New edition of Kootenay Outlet Reflections planned

A group planning to update and reprint a popular local history book is putting out a final call for submissions of family stories.
11644westernstar01_14KootenayOutletReflections
Kootenay Outlet Reflections was published to acclaim in 1988

A group planning to update and reprint a popular local history book is putting out a final call for submissions of family stories.

Kootenay Outlet Reflections, a comprehensive account of Balfour, Queens Bay, Harrop, Procter, Longbeach, and environs, was published 25 years ago.

It’s long been out of print but there is no shortage of people who want a copy, according to Josh Smienk, co-chair of the committee working on the project.

“It’s very hard to get ahold of,” he says. “Someone in Queens Bay just spent over $100 on one. There’s quite a pent up demand for it.”

In addition to satisfying that demand by producing an exact facsimile of the 538-page book — save for correcting one image originally printed upside down — Smienk says they plan to add another 100 to 125 pages, covering more recent developments and history that was missed or wasn’t available the first time.

They’ve received over 40 submissions to date and hope to include pictures that have come to light in recent years, such as glass plate negatives showing early Harrop, and photos of the first log hotel in Balfour.

Certain oversights will also be corrected. While the first edition devoted plenty of space to early boats and transportation on the lake, it didn’t say much about the tugboats that worked for Kootenay Forest Products from the 1950s to the ‘80s.

“It wasn’t seen as relevant as the old stuff at the time,” says Smienk, who towed logs after high school. “Now you don’t even see tugboats on the lake.”

The addendum will further include additional text and photos on Queens Bay, which is marking its centennial, as well as pictures of turn-of-the-20th century agriculture and fruit growing, and land development ads.

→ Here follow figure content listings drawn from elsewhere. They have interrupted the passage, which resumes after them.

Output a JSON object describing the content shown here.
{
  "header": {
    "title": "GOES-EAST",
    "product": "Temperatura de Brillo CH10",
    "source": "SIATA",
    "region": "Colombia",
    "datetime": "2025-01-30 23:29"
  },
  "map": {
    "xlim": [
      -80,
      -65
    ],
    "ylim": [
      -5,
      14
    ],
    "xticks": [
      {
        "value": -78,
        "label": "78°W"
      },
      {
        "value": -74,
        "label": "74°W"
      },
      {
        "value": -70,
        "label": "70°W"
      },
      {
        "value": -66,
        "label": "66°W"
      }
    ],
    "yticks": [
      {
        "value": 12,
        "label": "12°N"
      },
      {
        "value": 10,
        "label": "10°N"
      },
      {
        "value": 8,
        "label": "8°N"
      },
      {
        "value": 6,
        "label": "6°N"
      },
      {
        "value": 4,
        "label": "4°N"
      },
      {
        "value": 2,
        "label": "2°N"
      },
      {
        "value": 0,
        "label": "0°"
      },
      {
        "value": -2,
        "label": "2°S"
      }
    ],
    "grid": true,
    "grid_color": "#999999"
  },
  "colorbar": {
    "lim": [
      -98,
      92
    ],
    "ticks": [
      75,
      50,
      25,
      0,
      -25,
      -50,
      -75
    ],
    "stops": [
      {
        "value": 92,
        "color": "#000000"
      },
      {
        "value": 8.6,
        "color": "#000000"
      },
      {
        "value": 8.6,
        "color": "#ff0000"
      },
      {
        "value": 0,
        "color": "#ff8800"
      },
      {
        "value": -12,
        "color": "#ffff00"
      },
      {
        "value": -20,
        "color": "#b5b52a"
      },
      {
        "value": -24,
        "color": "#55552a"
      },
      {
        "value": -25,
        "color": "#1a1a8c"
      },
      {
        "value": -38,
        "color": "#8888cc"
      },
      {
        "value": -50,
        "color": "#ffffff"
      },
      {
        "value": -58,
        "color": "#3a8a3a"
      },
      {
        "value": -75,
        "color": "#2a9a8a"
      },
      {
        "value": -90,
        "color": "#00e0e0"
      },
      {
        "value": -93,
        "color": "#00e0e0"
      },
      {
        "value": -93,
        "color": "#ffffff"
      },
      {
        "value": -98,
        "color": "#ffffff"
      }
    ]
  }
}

Another idea is to create a list of homes by fire number and trace which families lived in them over the years — fire numbers didn’t exist when the book was first published, so it’s sometimes hard to figure out whose place is being referred to.

“It will provide some additional context,” Smienk says. “You’ll know you’re the third owner of the property, for instance. It won’t be exact, but I think it will help.”

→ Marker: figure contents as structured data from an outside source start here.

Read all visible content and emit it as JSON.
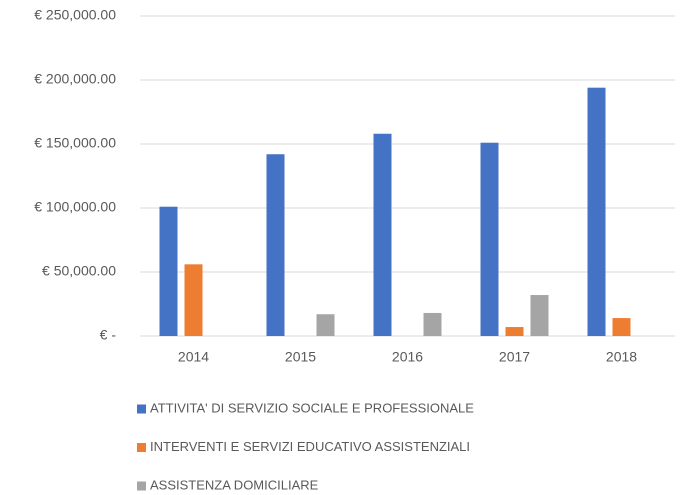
{
  "chart_data": {
    "type": "bar",
    "categories": [
      "2014",
      "2015",
      "2016",
      "2017",
      "2018"
    ],
    "series": [
      {
        "name": "ATTIVITA' DI SERVIZIO SOCIALE E PROFESSIONALE",
        "color": "#4472c4",
        "values": [
          101000,
          142000,
          158000,
          151000,
          194000
        ]
      },
      {
        "name": "INTERVENTI E SERVIZI EDUCATIVO ASSISTENZIALI",
        "color": "#ed7d31",
        "values": [
          56000,
          0,
          0,
          7000,
          14000
        ]
      },
      {
        "name": "ASSISTENZA DOMICILIARE",
        "color": "#a5a5a5",
        "values": [
          0,
          17000,
          18000,
          32000,
          0
        ]
      }
    ],
    "ylim": [
      0,
      250000
    ],
    "yticks": [
      {
        "value": 0,
        "label": "€ -"
      },
      {
        "value": 50000,
        "label": "€ 50,000.00"
      },
      {
        "value": 100000,
        "label": "€ 100,000.00"
      },
      {
        "value": 150000,
        "label": "€ 150,000.00"
      },
      {
        "value": 200000,
        "label": "€ 200,000.00"
      },
      {
        "value": 250000,
        "label": "€ 250,000.00"
      }
    ],
    "grid": true,
    "legend": "bottom"
  }
}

A postcard went out last fall to everyone in the area encouraging them to submit family stories (maximum 500 words and one photo). A template is available online at balfourcanada.com, along with examples of stories included in the first edition.

Submissions can be sent to kootenayoutletreflections(at)gmail.com or dropped off in person at the Balfour Gill and Gift, Procter store, or Kokanee Park Marine store.

Smienk says some people may think they haven’t been here long enough to merit inclusion in the book, “but in 30 years people are going to want to know. Don’t think of the value today, think of the value in 30 years.”

Smienk’s own family is among those omitted from the first edition who will appear in the second. The same goes for co-chair Truus Zelonka, who says that although the postcard indicated a deadline of this week, their goal is now to have all the material in by February.

“It’s going to take three to four months to write, and afterward, another six to 12 weeks to get the book out,” she says. “If there’s anything else people want to say about the history of the Outlet area that’s not in the first book, they’re welcome to.”

The original book was a project of the Procter seniors group, who have given the Balfour and District Business and Historic Association permission to do the reprint. A committee of eight is working on it, including block captains for each community.

In addition to pre-sales, the book is being helped by a Columbia Basin Trust grant through the Columbia Kootenay Cultural Alliance. The initial print run will be 500 copies, and to keep costs down, it won’t have a hard cover as the first edition did.

Pre-orders are being accepted for $50 and can be placed at the Gill and Gift or sent to Box 2, Balfour, V0G 1C0.

“We’ve got quite a few people who have paid for the book already,” Zelonka says. “No doubt about it, it’s going to get done in 2013.”